Blu-ray Review: The Daydreamer | Under the Radar Magazine Under the Radar | Music Blog for the Indie Music Magazine
Saturday, May 11th, 2024  

The Daydreamer

Studio: Kino Lorber Studio Classics

Aug 10, 2021 Web Exclusive Bookmark and Share


Teenage Chris (Paul O’Keefe) lives a mundane life in his quaint, Danish city. The son of a widowed shoemaker (Jack Gilford), Chris has no interest in his schooling, preferring to daydream. When he accepts a passing reference to a “Garden of Paradise” with a “Tree of Knowledge” as the hard truth rather than a bit of folklore, Chris runs away from home to search for it. Along the way, he repeatedly dozes off and dreams of going on magical adventures in an Animagic world.

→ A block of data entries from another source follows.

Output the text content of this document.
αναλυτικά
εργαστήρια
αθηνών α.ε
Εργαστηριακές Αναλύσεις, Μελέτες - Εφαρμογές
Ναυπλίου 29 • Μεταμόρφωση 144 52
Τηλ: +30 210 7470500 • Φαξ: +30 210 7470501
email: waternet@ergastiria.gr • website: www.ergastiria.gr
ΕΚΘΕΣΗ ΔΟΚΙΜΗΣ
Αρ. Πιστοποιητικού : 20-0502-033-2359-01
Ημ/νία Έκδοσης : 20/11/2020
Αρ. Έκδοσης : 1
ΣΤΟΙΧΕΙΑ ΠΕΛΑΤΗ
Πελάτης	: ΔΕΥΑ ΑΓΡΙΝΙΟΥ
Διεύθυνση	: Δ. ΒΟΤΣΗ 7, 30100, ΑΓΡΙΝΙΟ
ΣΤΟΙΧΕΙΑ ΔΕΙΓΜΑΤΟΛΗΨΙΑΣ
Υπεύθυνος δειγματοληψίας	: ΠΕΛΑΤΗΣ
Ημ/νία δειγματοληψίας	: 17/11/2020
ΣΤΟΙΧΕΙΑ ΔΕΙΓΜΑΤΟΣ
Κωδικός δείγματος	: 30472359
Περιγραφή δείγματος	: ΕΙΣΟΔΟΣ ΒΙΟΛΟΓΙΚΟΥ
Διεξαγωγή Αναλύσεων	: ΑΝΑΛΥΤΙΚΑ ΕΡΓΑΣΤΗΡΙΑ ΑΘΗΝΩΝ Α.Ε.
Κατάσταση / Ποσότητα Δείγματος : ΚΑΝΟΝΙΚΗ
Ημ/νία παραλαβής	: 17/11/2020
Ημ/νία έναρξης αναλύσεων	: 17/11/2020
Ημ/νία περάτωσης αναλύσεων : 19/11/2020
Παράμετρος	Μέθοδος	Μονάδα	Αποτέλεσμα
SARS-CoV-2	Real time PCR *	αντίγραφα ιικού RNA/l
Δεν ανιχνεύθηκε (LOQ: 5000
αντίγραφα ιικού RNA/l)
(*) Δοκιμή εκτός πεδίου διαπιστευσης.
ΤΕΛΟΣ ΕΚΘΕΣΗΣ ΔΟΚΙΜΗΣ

Hot off the success of Rudolph the Red-Nosed Reindeer (1964), Rankin/Bass productions attempted to channel a similar celebrity-voiced, stop motion-animated formula away from television sets and onto the big screen with The Daydreamer (1966), a live action/animation hybrid overflowing with mid-Sixties star power. Burl Ives and other members of the Rudolph cast returned, joined by names like Hayley Mills, Boris Karloff, Patty Duke, Tallulah Bankhead, Cyril Ritchard, and Ed Wynn, and creating a mini-Wizard of Oz (1939) reunion by casting both the Scarecrow and Wicked Witch, Ray Bolger and Margaret Hamilton, in on-camera roles.

The Animagic sequences are the movie’s obvious draw, and are based on famous Hans Christian Andersen tales. (Spoiler alert: “Chris” is actually Andersen as a boy, making this a fictionalized origin story for the author.) The first of these dreams, “The Little Mermaid,” is the movie’s best: the puppets appear to swim fluidly in an undersea world, and the effect is impressive even today. Others, like “The Emperor’s New Clothes” and “Thumbelina,” are mostly standard adaptations. They’re fun for kids and Rankin/Bass fans, but nothing too visually exciting.

The problem with The Daydreamer is not the animated sections, but their live-action framework, which adds virtually nothing to the movie except the opportunity to squeeze in a few more celebrity faces. The jokes are flat, the acting extremely broad, and the storyline little more than an excuse to have young Chris pass out over and over again. We’d rather there’d have been a brief introduction to each segment from a single (preferably animated) host, but it’s arguable that they could have gotten away simply with title cards divvying up the anthology. Almost anything would have been better than the live-action filler that drags out between each piece of animation.

Kino Lorber’s Blu-ray edition of the film offers a bright, crisp presentation, and includes a commentary from Lee Gambin and Rankin/Bass historian Rick Goldschmidt.